Among the many software products touted as the latest, greatest thing which all engineers must own are two--LabVIEW and Mathematica--which are excellent products in their own right but which, when used in combination, bring extraordinary power and versatility to the Macintosh. LabVIEW is a graphics oriented computer language. By virtue of its visual nature, the ease with which programs can be written and debugged is truly phenomenal. The aspect of LabVIEW which makes it so simple is that programming is accomplished by "wiring" icons together; the result is that a LabVIEW program looks very much like an ordinary flow diagram. Thus, the diagrams produced by LabVIEW are essentially self-documenting in that the logic behind these 2-dimensional presentations is much simpler to grasp and debug than are the textual representations typical of most other computing languages. Of greatest interest to experimentalists... indeed, the principal purpose which motivated the development of LabVIEW...is the ease with which it facilitates data collection and instrument control. Mathematica, on the other hand, is an extraordinarily powerful mathematics program: it can manipulate equations symbolically, differentiate them and, provided a way can be found, integrate them as well.

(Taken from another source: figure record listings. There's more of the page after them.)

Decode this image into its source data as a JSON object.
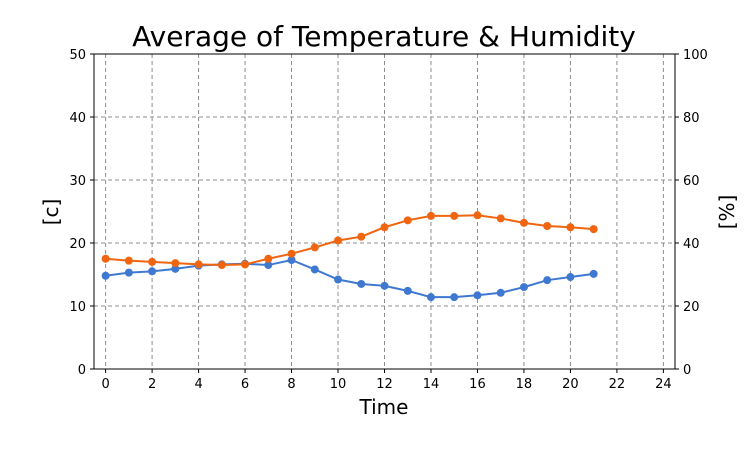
{
  "chart_data": {
    "type": "line",
    "title": "Average of Temperature & Humidity",
    "xlabel": "Time",
    "ylabel_left": "[c]",
    "ylabel_right": "[%]",
    "xlim": [
      -0.5,
      24.5
    ],
    "ylim_left": [
      0,
      50
    ],
    "ylim_right": [
      0,
      100
    ],
    "x_ticks": [
      0,
      2,
      4,
      6,
      8,
      10,
      12,
      14,
      16,
      18,
      20,
      22,
      24
    ],
    "y_ticks_left": [
      0,
      10,
      20,
      30,
      40,
      50
    ],
    "y_ticks_right": [
      0,
      20,
      40,
      60,
      80,
      100
    ],
    "grid": true,
    "x": [
      0,
      1,
      2,
      3,
      4,
      5,
      6,
      7,
      8,
      9,
      10,
      11,
      12,
      13,
      14,
      15,
      16,
      17,
      18,
      19,
      20,
      21
    ],
    "series": [
      {
        "axis": "left",
        "color": "#3f78d1",
        "values": [
          14.8,
          15.3,
          15.5,
          15.9,
          16.4,
          16.6,
          16.7,
          16.5,
          17.3,
          15.8,
          14.2,
          13.5,
          13.2,
          12.4,
          11.4,
          11.4,
          11.7,
          12.1,
          13.0,
          14.1,
          14.6,
          15.1
        ]
      },
      {
        "axis": "left",
        "color": "#f0650f",
        "values": [
          17.5,
          17.2,
          17.0,
          16.8,
          16.6,
          16.5,
          16.6,
          17.5,
          18.3,
          19.3,
          20.4,
          21.0,
          22.5,
          23.6,
          24.3,
          24.3,
          24.4,
          23.9,
          23.2,
          22.7,
          22.5,
          22.2
        ]
      }
    ]
  }
}
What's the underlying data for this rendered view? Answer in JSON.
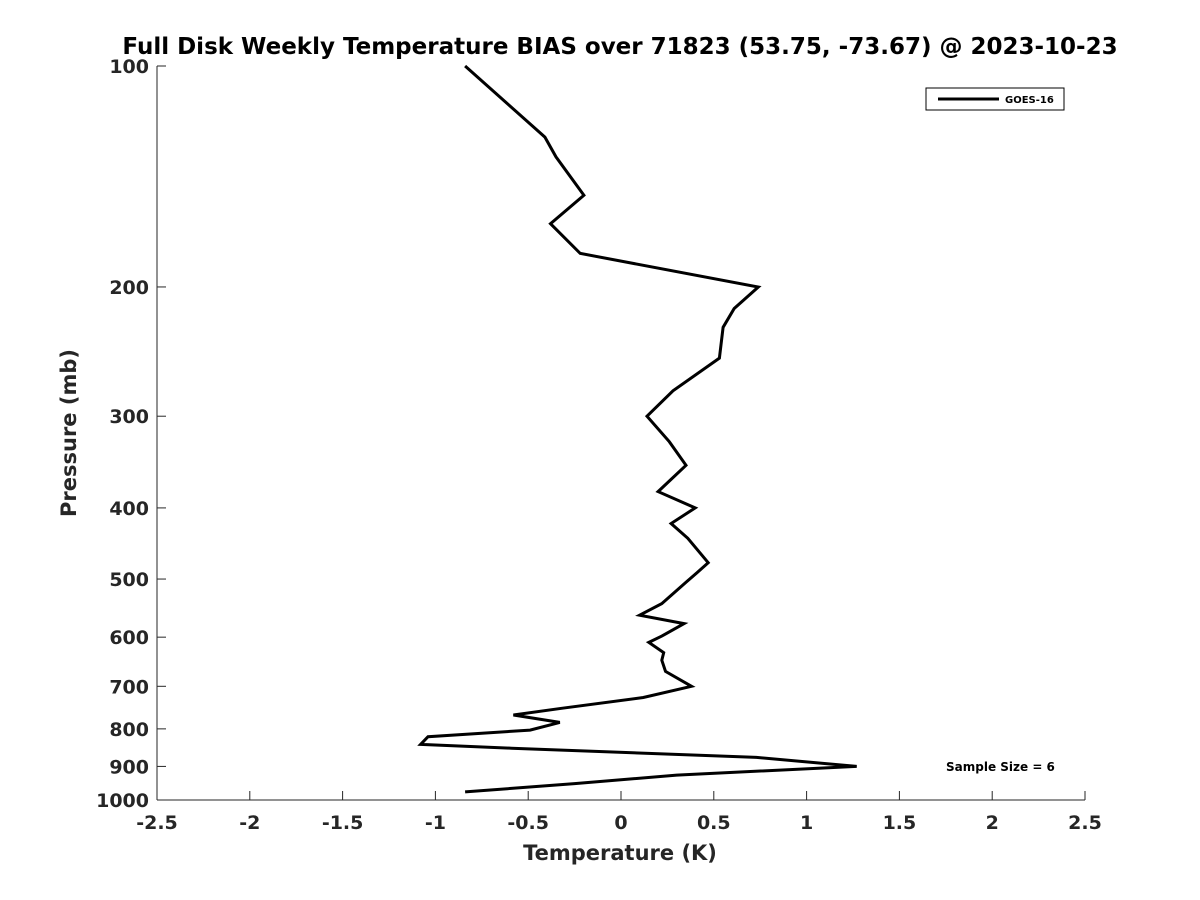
{
  "chart_data": {
    "type": "line",
    "title": "Full Disk Weekly Temperature BIAS over 71823 (53.75, -73.67) @ 2023-10-23",
    "xlabel": "Temperature (K)",
    "ylabel": "Pressure (mb)",
    "xlim": [
      -2.5,
      2.5
    ],
    "ylim": [
      100,
      1000
    ],
    "y_scale": "log",
    "y_reversed": true,
    "x_ticks": [
      -2.5,
      -2,
      -1.5,
      -1,
      -0.5,
      0,
      0.5,
      1,
      1.5,
      2,
      2.5
    ],
    "x_tick_labels": [
      "-2.5",
      "-2",
      "-1.5",
      "-1",
      "-0.5",
      "0",
      "0.5",
      "1",
      "1.5",
      "2",
      "2.5"
    ],
    "y_ticks": [
      100,
      200,
      300,
      400,
      500,
      600,
      700,
      800,
      900,
      1000
    ],
    "y_tick_labels": [
      "100",
      "200",
      "300",
      "400",
      "500",
      "600",
      "700",
      "800",
      "900",
      "1000"
    ],
    "grid": false,
    "legend_position": "top-right",
    "series": [
      {
        "name": "GOES-16",
        "color": "#000000",
        "x": [
          -0.84,
          -0.41,
          -0.35,
          -0.2,
          -0.38,
          -0.22,
          0.74,
          0.61,
          0.55,
          0.53,
          0.28,
          0.14,
          0.26,
          0.35,
          0.2,
          0.4,
          0.27,
          0.36,
          0.47,
          0.41,
          0.35,
          0.22,
          0.1,
          0.34,
          0.22,
          0.15,
          0.23,
          0.22,
          0.24,
          0.38,
          0.12,
          -0.32,
          -0.58,
          -0.33,
          -0.49,
          -1.04,
          -1.08,
          -0.59,
          0.73,
          1.27,
          0.3,
          -0.25,
          -0.84
        ],
        "y": [
          100,
          125,
          133,
          150,
          164,
          180,
          200,
          214,
          227,
          250,
          277,
          300,
          325,
          350,
          380,
          400,
          420,
          440,
          475,
          490,
          505,
          540,
          560,
          575,
          598,
          610,
          630,
          645,
          668,
          700,
          725,
          750,
          766,
          784,
          803,
          820,
          840,
          850,
          875,
          900,
          925,
          950,
          975
        ]
      }
    ],
    "annotation": "Sample Size = 6"
  }
}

Of interest here are its superb curve fitting capabilities and the ease with which it can generate 2- and 3-dimensional graphs. The analytical and graphical power of Mathematica make it an ideal tool to use with LabVIEW. This paper describes some of the ways in which the author has used LabVIEW for data collection in two undergraduate laboratories--heat transfer and fluid mechanics. These descriptions are followed by accounts of how the LabVIEW generated data are read into Mathematica for analysis and, where appropriate, graphical presentation.